According to Robyn Morrow, her father W.H. (Bill) Matthews believed the new organisation could have the dual function of preserving both the built and natural environment of the area. He was strongly “anti-development” and said, “We got in just before the power of the developers got so strong and we were able to influence Council”. The Constitution of the Beecroft Cheltenham Civic Trust thus reflected the varied concerns of the early committee members who wrote it. The first object of the Trust, expressed in its constitution, is “The preservation of the existing village character and the natural beauty of Beecroft and Cheltenham”.
At the initial public meeting in 1964, E.J. Richards was elected President. Marie Byles and Bill Matthews were elected Vice-Presidents. The first Hon. Secretary was F.R. Barnett and R.A.L. Green was elected Treasurer. Shirley Manion, who accompanied her neighbour to the first meeting, after receiving a flyer in her letterbox, found herself elected to committee, along with Robyn Rowlands, John Noble, M.A. Brown, R. Kingsford-Smith and E.B. Penman (‘The Beecroft Cheltenham Civic Trust Story’.)
Australia’s flood of post-war migrants needed housing. Local Councils had to make decisions on many development applications without the necessary level of legislation that could guide that decision-making. While Don Evans, a Hornsby Shire Councillor for C riding and a Beecroft resident, was supportive of the Trust’s aims, as was Mr Max Ruddock, another Councillor, Don Tulloch, referred to the BCCT as “The Anti-Progress Association” according to Robyn Rowland. At the time Hornsby Council did not publish its decisions, so committee members resolved to create a roster of members to attend Council meetings and report on proposals before Council that affected the district. They could then prepare to lobby for favourable outcomes.
In New South Wales the importance of heritage and the need to preserve it was rising. In other parts of Sydney and across the state organisations were formed in the 1960s with aims similar to the BCCT. The others still surviving include the Paddington Society, also formed in 1964 and the Balmain Association, formed in 1965. Influential in raising the need to recognise and protect heritage was the NSW branch of the National Trust of Australia, founded in 1945. Another significant event soon afterward the creation of these citizens’ groups was the ‘Green Bans’, a movement whereby community groups enlisted the help of the Builders Labourers’ Federation to place bans on building work on sites that local groups were convinced would create unsuitable developments. The first campaign preserved Kelly’s Bush in Hunters Hill. The most notable campaign was saving The Rocks as a heritage precinct.

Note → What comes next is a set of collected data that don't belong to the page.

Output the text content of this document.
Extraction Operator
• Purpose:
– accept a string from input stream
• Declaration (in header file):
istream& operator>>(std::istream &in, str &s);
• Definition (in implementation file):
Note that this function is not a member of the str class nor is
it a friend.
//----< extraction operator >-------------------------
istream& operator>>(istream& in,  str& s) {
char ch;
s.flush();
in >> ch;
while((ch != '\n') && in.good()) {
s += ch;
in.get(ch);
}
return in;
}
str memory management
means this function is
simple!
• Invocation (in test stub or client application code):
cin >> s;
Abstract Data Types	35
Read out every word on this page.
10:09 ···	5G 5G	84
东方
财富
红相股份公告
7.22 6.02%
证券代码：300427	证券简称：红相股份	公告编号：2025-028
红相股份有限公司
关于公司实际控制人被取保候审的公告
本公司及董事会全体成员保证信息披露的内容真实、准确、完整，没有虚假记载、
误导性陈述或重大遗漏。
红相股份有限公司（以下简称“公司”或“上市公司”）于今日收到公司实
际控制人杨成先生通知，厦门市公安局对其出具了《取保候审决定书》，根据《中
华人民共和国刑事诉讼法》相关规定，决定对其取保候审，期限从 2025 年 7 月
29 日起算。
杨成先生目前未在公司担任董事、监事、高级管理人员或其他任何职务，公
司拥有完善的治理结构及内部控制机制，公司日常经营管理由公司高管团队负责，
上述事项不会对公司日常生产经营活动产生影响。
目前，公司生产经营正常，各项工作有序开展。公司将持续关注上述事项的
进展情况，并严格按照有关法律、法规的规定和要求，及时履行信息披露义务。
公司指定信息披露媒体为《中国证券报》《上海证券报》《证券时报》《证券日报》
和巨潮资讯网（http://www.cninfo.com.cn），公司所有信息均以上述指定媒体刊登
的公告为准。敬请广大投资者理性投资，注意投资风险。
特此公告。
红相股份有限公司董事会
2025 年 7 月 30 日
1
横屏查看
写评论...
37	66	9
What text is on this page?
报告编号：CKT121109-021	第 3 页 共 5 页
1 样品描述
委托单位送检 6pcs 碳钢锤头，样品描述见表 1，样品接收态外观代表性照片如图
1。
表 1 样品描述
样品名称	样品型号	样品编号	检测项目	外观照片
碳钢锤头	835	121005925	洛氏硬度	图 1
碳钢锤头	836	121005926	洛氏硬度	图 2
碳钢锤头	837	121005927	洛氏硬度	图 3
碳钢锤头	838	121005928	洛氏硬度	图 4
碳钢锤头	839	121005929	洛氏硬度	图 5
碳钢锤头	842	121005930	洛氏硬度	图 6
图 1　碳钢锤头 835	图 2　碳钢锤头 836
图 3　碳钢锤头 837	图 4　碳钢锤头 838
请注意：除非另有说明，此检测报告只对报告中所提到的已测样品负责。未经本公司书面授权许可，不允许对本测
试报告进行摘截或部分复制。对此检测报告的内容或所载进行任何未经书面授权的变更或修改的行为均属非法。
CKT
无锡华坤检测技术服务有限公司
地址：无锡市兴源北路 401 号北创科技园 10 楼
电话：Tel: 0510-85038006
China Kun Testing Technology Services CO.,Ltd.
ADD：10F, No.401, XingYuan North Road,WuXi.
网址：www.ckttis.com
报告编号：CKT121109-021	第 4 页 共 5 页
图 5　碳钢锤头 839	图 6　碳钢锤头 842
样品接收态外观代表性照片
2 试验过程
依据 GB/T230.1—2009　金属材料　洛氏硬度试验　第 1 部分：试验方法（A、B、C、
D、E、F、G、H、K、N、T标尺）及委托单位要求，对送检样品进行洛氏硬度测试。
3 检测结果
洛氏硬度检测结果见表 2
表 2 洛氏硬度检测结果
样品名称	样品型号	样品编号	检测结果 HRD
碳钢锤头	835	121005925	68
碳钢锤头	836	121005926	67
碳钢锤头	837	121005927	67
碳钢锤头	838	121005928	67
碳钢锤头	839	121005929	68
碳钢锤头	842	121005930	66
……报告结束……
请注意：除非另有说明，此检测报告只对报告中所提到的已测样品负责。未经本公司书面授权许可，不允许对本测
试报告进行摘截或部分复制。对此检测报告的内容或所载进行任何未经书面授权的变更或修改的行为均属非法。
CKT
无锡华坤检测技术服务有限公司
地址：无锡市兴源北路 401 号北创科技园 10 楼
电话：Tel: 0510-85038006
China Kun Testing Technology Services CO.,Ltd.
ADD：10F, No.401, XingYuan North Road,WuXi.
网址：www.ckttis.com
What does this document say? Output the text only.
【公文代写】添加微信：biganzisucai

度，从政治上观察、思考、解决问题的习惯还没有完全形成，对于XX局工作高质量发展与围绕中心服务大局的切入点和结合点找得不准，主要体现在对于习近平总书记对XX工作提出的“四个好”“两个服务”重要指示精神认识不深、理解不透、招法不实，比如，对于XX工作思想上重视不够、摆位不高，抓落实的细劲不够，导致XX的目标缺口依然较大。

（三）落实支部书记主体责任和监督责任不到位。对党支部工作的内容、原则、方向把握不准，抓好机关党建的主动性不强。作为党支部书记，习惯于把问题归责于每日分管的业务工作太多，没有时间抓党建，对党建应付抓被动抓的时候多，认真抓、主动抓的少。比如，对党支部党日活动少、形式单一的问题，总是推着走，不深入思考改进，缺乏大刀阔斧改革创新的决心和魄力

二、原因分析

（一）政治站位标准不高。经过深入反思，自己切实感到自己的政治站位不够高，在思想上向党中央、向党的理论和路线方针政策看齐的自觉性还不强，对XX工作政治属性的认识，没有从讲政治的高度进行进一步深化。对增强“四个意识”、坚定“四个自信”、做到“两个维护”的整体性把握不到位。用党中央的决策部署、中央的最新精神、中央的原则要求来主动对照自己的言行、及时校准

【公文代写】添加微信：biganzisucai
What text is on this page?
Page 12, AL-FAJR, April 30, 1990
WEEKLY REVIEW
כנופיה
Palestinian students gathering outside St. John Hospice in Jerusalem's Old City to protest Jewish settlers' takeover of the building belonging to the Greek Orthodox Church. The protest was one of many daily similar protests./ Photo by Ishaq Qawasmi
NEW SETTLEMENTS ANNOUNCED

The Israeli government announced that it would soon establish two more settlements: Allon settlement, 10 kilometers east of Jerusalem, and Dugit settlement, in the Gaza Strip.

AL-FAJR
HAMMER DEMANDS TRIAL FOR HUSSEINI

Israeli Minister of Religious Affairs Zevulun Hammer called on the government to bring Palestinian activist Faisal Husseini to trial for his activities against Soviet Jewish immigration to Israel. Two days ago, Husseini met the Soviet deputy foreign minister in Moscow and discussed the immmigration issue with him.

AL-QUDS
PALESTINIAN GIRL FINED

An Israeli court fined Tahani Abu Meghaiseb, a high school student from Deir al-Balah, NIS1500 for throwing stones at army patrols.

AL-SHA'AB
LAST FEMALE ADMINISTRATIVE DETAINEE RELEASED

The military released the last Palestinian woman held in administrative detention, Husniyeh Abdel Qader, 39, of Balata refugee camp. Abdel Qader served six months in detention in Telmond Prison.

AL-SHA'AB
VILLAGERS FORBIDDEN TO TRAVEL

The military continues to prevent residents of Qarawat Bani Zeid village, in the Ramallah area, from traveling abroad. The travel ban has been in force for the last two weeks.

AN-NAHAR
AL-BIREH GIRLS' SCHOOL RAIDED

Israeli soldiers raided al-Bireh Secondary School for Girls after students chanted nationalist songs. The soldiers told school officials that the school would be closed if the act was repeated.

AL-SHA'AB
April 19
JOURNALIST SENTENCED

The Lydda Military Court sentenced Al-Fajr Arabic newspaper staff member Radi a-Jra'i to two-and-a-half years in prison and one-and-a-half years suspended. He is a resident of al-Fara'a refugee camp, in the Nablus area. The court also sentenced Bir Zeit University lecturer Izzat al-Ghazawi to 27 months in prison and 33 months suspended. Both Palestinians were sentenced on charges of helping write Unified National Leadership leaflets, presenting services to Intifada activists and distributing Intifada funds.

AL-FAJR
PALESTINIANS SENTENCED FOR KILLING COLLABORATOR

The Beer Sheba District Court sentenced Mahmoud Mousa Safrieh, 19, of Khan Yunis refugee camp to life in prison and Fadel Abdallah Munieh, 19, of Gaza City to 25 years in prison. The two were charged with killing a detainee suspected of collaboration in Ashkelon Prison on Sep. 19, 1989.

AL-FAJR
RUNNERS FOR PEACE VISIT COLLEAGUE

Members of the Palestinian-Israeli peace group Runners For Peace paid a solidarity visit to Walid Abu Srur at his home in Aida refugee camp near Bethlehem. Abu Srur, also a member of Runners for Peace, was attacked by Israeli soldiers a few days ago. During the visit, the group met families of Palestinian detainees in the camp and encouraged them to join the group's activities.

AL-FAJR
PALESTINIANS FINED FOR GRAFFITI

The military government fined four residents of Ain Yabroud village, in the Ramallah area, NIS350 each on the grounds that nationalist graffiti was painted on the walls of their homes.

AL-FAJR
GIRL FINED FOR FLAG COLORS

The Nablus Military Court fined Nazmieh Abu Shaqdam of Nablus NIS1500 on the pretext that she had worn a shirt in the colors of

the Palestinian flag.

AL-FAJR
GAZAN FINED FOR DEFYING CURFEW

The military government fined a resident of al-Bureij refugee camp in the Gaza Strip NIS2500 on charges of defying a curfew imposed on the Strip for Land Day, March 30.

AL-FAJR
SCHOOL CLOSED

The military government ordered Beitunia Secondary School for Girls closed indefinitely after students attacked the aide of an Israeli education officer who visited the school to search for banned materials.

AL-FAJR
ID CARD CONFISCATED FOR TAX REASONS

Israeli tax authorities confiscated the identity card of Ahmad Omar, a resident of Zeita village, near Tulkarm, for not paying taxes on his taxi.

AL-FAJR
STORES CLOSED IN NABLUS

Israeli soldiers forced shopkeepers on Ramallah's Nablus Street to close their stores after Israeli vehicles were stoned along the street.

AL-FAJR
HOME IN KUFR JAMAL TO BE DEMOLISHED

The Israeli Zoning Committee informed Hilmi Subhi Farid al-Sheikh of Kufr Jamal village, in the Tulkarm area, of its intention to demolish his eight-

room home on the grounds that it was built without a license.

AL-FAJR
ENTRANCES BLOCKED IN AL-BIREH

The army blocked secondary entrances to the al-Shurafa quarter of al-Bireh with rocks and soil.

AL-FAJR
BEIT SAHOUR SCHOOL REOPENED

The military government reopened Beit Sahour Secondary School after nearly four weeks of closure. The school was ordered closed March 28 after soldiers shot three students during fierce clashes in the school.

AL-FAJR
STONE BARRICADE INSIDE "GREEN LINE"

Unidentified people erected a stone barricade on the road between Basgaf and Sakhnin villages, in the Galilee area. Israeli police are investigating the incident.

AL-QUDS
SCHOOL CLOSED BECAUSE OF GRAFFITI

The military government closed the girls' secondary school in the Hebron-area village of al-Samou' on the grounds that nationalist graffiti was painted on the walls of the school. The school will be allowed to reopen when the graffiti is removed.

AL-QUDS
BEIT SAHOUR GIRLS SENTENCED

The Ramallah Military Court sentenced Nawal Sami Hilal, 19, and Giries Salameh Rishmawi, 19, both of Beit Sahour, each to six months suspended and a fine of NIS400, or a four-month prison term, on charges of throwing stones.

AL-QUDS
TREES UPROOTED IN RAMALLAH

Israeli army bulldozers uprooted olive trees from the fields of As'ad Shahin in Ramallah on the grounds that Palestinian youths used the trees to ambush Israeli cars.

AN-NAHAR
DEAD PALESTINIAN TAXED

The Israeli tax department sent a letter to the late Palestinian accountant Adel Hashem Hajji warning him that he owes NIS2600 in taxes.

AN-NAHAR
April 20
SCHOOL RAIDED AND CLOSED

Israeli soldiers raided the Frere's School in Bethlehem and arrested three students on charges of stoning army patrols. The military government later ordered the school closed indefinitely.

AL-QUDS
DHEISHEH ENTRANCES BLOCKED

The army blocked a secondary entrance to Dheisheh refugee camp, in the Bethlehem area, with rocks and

The BCCT came under its greatest risk of fracture when the dual goals of preserving the natural environment as well as the village character of Beecroft were tested during the Greiner government’s proposal in the 1990s to construct the M2 motorway. Local member, Bruce Baird, was also the NSW Roads Minister. Many residents were very concerned about the adverse effects of traffic on suburban streets. Because of population growth in the Hills District, heavy peak hour traffic streamed through formerly quiet Beecroft thoroughfares such as Sutherland Road. Other residents who valued the Beecroft and Cheltenham reserves were strongly opposed to their destruction for this major road project.
For almost 50 years the BCCT has survived and continues the fight to retain the inherited character of Beecroft and Cheltenham.